As we can see, there was an improvement in the symptoms in the two groups of patients, except for the adverse events shown; It is vitally important to note to the doctors that the increase in concentrations and dosages will eventually result in adverse events such as: extrapyramidal effects and when administered concomitantly, medications can cause adverse effects such as: liver abnormalities where appropriate, or elevation of transaminases.

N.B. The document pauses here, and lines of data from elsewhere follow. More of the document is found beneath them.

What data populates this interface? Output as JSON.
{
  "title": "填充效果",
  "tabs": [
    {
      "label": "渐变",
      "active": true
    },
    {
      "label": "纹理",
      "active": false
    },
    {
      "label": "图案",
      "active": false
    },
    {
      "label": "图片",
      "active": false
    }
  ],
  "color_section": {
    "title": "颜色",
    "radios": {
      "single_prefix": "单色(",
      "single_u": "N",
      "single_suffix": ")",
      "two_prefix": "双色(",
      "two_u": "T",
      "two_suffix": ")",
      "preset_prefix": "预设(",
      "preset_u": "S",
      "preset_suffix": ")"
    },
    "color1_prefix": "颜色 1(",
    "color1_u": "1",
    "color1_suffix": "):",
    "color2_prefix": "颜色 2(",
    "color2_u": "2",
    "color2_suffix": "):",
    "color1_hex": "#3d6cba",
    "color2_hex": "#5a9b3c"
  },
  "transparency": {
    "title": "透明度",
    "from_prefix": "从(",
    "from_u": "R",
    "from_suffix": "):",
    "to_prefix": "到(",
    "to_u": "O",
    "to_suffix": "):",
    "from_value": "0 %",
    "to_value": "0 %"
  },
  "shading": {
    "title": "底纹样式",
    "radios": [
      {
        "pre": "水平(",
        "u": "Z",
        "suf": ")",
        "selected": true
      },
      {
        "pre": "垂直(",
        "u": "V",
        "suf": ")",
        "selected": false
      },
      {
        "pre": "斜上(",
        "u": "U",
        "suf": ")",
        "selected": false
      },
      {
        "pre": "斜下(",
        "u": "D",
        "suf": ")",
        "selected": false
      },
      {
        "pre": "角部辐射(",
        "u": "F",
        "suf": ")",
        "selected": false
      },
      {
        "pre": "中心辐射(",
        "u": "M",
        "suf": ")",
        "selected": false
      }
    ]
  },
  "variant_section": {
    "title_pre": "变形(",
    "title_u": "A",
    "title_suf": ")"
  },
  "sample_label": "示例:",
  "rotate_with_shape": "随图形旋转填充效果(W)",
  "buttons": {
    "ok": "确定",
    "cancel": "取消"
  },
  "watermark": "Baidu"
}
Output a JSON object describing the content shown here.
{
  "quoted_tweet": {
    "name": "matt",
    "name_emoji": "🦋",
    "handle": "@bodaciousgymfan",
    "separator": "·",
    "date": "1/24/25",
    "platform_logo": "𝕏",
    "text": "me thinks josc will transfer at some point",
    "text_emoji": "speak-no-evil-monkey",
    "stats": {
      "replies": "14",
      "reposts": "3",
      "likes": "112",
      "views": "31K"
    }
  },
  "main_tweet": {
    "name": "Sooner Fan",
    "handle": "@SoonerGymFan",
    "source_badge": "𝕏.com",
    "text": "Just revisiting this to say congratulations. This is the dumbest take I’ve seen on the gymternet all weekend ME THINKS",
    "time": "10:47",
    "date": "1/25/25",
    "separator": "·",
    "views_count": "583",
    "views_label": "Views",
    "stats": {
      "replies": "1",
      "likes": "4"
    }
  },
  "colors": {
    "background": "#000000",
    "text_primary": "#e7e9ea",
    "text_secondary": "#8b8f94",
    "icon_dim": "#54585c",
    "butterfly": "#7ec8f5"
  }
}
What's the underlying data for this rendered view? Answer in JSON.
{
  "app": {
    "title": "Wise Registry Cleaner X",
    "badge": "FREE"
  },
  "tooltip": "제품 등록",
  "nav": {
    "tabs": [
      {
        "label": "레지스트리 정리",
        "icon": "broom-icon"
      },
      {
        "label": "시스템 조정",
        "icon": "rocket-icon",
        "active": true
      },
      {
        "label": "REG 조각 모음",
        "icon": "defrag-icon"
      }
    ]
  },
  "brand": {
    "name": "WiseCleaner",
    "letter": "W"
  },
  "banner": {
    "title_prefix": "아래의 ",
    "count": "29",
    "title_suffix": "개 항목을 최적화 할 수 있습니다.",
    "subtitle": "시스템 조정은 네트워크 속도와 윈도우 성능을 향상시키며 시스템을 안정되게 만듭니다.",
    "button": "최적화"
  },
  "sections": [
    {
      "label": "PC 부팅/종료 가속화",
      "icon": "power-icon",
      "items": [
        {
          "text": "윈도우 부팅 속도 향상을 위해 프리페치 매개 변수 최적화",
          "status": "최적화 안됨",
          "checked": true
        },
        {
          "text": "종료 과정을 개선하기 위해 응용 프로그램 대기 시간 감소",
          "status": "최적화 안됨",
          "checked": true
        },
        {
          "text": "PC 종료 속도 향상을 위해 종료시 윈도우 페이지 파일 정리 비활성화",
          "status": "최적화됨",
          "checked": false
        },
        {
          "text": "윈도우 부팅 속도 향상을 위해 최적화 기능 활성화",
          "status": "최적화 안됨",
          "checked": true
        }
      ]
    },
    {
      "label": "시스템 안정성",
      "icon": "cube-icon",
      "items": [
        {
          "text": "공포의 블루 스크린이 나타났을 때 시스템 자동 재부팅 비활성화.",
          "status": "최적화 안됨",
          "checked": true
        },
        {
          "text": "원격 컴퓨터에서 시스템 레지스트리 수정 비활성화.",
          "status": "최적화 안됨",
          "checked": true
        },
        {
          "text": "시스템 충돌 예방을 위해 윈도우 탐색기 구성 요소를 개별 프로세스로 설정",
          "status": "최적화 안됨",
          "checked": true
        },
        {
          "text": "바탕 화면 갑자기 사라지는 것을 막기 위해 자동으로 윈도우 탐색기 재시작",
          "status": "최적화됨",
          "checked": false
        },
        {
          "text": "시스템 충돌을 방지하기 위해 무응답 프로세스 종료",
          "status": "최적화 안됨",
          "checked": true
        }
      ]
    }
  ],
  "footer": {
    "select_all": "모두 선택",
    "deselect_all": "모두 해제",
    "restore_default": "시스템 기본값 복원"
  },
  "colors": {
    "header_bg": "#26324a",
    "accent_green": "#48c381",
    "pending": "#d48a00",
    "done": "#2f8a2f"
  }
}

Therefore, the importance of conducting research that leads us to develop medications combined with the use of lower concentrations and lower doses administered to avoid or reduce the risk of adverse events.

Claims

 NEW OF THE INVENTION Having described the present invention, it is considered as novelty and, therefore, what is contained in the following is claimed as property CLAIMS 1. Pharmaceutical composition composed of the synergistic combination of a benzisoxazole derived agent and a benzodiazepine agent, characterized in that the benzisoxazole derived agent is the active substance: Risperidone and the benzodiazepine agent is the active substance: Clonazepam, in addition to pharmaceutically acceptable excipients; wherein said active ingredients are present in the formulation in a concentration range of 1.0 mg. at 10.0 mg for Risperidone and 0.5 mg. at 6.0 mg for Clonazepam; which are formulated in a single dosage unit to be administered orally, which is indicated for the control and treatment of psychotic disorders and related diseases. 2. Pharmaceutical composition according to claim 1, characterized in that the benzisoxazole derivative agent, such as the active ingredient: Risperidone, is present in the formulation in a concentration range of 1.0 mg. at 10.0 mg , a concentration of 1.0 mg being preferably used in the formulation. at 2.0 mg., per dose unit. 3. Pharmaceutical composition according to claims 1 and 2, characterized in that the benzodiazepine agent, as is the active ingredient: Clonazepam, is present in the formulation in a concentration range of 0.5 mg. at 6.0 mg., a concentration of 0.5 mg is preferably used in the formulation. at 2.0 mg., per dose unit. 4. Pharmaceutical composition according to claims 1 to 3, characterized in that it is formulated in a single dosage unit to be administered orally in the form of capsules or tablets. 5. The use of the pharmaceutical composition according to claims 1 to 4, characterized in that it is indicated for the control and treatment of diseases such as: psychotic disorders and related pathologies.